Consider the example CDN in Fig. 36. Here some country/province/region has been divided into quarters: Northeast, Southeast, Northwest, and Southwest. The arrows in the diagram indicate the flow of requests. If a client in the Northwest, for example, were to make a request to the Delivery Service, it would first be directed to some cache server in the “Northwest” Edge-tier Cache Group. Should the requested content not be in cache, the Edge-tier server will select a parent from the “West” Cache Group and pass the request up, caching the result for future use. All Mid-tier Cache Groups (usually) answer to a single origin that provides canonical content. If requested content is not in the Mid-tier cache, then the request will be passed up to the origin and the result cached.

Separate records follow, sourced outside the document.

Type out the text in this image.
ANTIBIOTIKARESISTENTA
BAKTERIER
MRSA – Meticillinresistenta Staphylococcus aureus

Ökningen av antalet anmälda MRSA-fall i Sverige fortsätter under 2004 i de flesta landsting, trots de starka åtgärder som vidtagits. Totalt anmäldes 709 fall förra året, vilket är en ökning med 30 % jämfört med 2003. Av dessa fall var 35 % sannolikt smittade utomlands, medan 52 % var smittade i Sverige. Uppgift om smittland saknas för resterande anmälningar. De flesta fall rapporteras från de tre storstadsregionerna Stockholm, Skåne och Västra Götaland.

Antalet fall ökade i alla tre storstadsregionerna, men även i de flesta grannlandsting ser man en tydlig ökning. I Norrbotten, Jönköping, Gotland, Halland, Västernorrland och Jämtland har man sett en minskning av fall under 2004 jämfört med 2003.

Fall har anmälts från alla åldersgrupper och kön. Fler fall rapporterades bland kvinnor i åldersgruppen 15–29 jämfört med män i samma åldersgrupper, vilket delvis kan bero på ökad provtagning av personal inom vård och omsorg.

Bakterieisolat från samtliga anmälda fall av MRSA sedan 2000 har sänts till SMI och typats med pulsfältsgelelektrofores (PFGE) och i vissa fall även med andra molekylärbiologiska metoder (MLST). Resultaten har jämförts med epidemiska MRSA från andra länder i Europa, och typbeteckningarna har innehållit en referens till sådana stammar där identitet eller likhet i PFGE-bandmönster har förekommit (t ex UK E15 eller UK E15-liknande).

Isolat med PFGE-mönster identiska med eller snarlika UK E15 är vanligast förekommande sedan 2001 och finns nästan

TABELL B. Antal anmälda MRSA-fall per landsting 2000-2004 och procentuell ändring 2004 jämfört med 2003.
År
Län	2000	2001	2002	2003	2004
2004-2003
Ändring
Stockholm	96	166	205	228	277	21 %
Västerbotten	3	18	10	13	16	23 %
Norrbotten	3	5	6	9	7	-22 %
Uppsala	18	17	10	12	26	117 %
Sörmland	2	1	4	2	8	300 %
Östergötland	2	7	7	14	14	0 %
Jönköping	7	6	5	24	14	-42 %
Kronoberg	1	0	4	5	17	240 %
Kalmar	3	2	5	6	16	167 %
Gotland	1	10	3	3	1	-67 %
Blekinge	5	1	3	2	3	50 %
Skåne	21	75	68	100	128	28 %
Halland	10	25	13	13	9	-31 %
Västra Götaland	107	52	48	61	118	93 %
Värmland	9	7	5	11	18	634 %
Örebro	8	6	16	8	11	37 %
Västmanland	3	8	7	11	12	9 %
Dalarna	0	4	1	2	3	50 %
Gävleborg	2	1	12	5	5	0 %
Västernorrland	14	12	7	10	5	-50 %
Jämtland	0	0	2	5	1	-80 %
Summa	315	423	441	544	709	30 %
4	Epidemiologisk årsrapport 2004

An illustration of Cache Group hierarchy

Fig. 36 An example CDN that shows the hierarchy between four Edge-tier Cache Groups, two Mid-tier Cache Groups, and one Origin

cache server

The main function of a CDN is to proxy requests from clients to origin servers and cache the results. To proxy, in the CDN context, is to obtain content using HTTP from an origin server on behalf of a client. To cache is to store the results so they can be reused when other clients are requesting the same content. There are three types of proxies in use on the Internet today:

  • Reverse Proxy: Used by Traffic Control for Edge-tier cache servers.
  • Forward Proxy: Used by Traffic Control for Mid-tier cache servers.
  • Transparent Proxy: These are not used by Traffic Control. If you are interested you can learn more about transparent proxies on wikipedia.
consistent hashing
See the Wikipedia article; Traffic Control uses consistent hashing when using HTTP Content Routing for the edge tier and when selecting parents in the mid tier.
content routing
Directing clients (or client systems) to a particular location or device in a location for optimal delivery of content See also HTTP Content Routing and DNS Content Routing.
Coverage Zone File
Coverage Zone Map
The CZM or CZF is a file that maps network prefixes to Cache Groups. Traffic Router uses the CZM to determine what Cache Group is closest to the client. If the client IP address is not in this CZM, it falls back to geographic mapping, using a MaxMind GeoIP2 database to find the client’s location, and the geographic coordinates from Traffic Ops for the Cache Group. Traffic Router is inserted into the HTTP retrieval process by making it the authoritative DNS server for the domain of the CDN Delivery Service. In the example of the reverse proxy, the client was given the http://www-origin-cache.cdn.com/foo/bar/fun.html URL. In a Traffic Control CDN, URLs start with a routing name, which is configurable per-Delivery Service, e.g. http://foo.mydeliveryservice.cdn.com/fun/example.html with the chosen routing name foo.
Delivery Service

Delivery Services are often referred to a reverse proxy “remap rule” that exists on Edge-tier cache servers. In most cases, a Delivery Service is a one-to-one mapping to an FQDN that is used as a hostname to deliver the content. Many options and settings regarding how to optimize the content delivery exist, which are configurable on a Delivery Service basis. Some examples of these Delivery Servicesettings are:

  • Cache in RAM, cache on disk, or do not cache at all.
  • Use DNS or HTTP Content routing.
  • Limits on transactions per second and bandwidth.
  • Protocol (HTTP or HTTPS).
  • Token-based authentication settings.
  • Header rewrite rules.

Since Traffic Control version 2.1, Delivery Services can optionally be linked to a Profile, and have Parameters associated with them. One example of a feature that uses Delivery Service Parameters is the Multi Site Origin configuration. Delivery Services are also for use in allowing multiple Tenants to coexist in the Traffic Control CDN without interfering with each other, and to keep information about their content separated.

Division
A group of Regions.
Edge
Edge-tier
Edge-tier cache
Edge-tier cache server
Closest to the client or end-user. The edge tier is the tier that serves the client, edge caches are caches in the edge tier. In a Traffic Control CDN the basic function of the edge cache is that of a reverse proxy.
forward proxy

A forward proxy acts on behalf of the client such that the origin server is (potentially) unaware of the proxy’s existence. All Mid-tier cache servers in a Traffic Control based CDN are forward proxies. In a forward proxy scenario, the client is explicitly configured to use the the proxy’s IP address and port as a forward proxy. The client always connects to the forward proxy for content. The content provider does not have to change the URL the client obtains, and is (potentially) unaware of the proxy in the middle.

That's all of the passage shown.